Investors listen as (from left) Brian Vicente, Chris Holmes, Tripp Keber and Ean Seeb speak on a panel discussing investment opportunities in marijuana. The Cannabis Capital Summit on Thursday. (AAron Ontiveroz, The Denver Post)

Venture capitalists eager to get aboard cannabis train

Legal marijuana’s only solution to its banking crisis is an act of Congress, bank and industry experts say, one that will let Colorado’s newest and hottest business sector handle its finances like all others.

Speaking Thursday at the first Cannabis Capital Summit, sponsored by the typically conservative Rockies Venture Club, industry leaders said efforts to legitimize the relationship between banks and marijuana businesses isn’t the same as legalizing it.

“Put simply, these are businesses that very much want and need a banking relationship, but will continue to press on and succeed even without one,” said Michael Elliott, executive director of the Marijuana Industry Group, during a panel discussion about banking issues.

The first summit was a day-long, standing-room-only gathering at Mile High Station, whose location near the stadium is an echo of the subject matter’s dark past — tucked into a corner of the city, under a highway overpass, rather than in downtown’s mainstream.

Related: Interested in investing in cannabis? Before you do, read this one piece of advice from the CEO of angel-investor ArcView Group

Nevertheless, venture capitalists swarmed the event, eager to hear industry insiders offer tips, pitches and insight to the multimillion-dollar business that is cannabis and hemp.

Pitches ranged from a commodity exchange for cannabis-related products — much like the corn, soy and pork-belly futures markets work — to a seed-growing operation for a genetically modified product.

“This is more successful than I had hoped,” Rockies Venture Club executive director Peter Adams said, noting more than 300 registrants came from as far away as Alaska and Florida.

“Investors are saying it’s legal and they’re all in,” Adams said. “They’re treating it like the dot-coms, where some will succeed wildly and others will not.”

The tell-tale was a pitch by a cannabis industry supplier that attracted a lot of investor interest at a monthly club meeting earlier this year.

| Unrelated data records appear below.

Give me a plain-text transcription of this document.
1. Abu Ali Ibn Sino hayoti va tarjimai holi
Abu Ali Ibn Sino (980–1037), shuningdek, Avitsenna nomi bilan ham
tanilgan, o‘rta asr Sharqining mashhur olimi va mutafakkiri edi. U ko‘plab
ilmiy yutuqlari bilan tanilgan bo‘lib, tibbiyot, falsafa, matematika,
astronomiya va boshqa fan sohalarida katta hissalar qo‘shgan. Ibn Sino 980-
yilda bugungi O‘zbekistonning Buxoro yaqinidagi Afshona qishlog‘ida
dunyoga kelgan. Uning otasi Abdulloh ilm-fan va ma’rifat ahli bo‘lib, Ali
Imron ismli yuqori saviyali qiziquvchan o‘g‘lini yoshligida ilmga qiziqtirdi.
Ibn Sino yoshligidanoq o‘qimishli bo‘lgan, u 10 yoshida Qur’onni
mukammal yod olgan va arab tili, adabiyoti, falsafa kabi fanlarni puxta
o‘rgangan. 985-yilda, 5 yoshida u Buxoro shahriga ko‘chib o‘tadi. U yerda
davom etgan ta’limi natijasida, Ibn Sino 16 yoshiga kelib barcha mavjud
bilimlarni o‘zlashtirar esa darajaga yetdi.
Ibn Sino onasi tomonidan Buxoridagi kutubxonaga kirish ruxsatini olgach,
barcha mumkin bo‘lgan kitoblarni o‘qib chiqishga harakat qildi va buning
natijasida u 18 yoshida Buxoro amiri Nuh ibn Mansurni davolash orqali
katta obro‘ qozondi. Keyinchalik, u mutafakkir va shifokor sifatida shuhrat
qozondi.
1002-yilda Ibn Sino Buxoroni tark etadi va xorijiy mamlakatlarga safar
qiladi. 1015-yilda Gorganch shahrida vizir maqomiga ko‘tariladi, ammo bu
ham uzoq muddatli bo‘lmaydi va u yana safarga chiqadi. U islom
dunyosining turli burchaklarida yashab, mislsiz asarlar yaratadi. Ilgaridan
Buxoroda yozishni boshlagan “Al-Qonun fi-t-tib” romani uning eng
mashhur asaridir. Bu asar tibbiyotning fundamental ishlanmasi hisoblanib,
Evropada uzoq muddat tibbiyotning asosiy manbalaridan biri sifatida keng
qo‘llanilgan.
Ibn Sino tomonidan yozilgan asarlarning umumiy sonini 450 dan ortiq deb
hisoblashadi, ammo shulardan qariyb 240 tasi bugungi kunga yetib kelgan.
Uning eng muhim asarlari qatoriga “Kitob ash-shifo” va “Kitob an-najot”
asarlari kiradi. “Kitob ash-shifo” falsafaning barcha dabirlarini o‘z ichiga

“So much so, one member who missed the meeting made sure not to miss the opportunity and left a $50,000 check under the doormat of my home,” Adams mused. “That’s when I knew we needed to explore this more.”

One of the summit’s keynote speakers, Troy Dayton of ArcView Group, a San Francisco angel-investment firm whose members fund cannabis-related projects and businesses, said businessmen and women in the legalized industry are in a better position to impact politics.

“To change the world, there’s no need to select one or the other,” he said. “But when you’re choosing between prison and regulation, regulation looks pretty good.”

Related: More coverage on banking regulations and marijuana business issues

Politics is what bankers said will be required to change federal laws that keep marijuana illegal and, as such, a headache for them to bank its dispensaries and growers.

“It will take an act of Congress to change things,” said Alan Peppers, president and CEO of Westerra Credit Union. “The way it is now, it’s simply insufficient for us to knowingly bank the sector.”

New legislation in Colorado that would create a credit-union-like cooperative for marijuana businesses to work within is unlikely to gain the federal approval it needs, Colorado Bankers Association CEO Don Childears told attendees.

“As long as it remains illegal under federal law, it cannot be banked legally,” he said.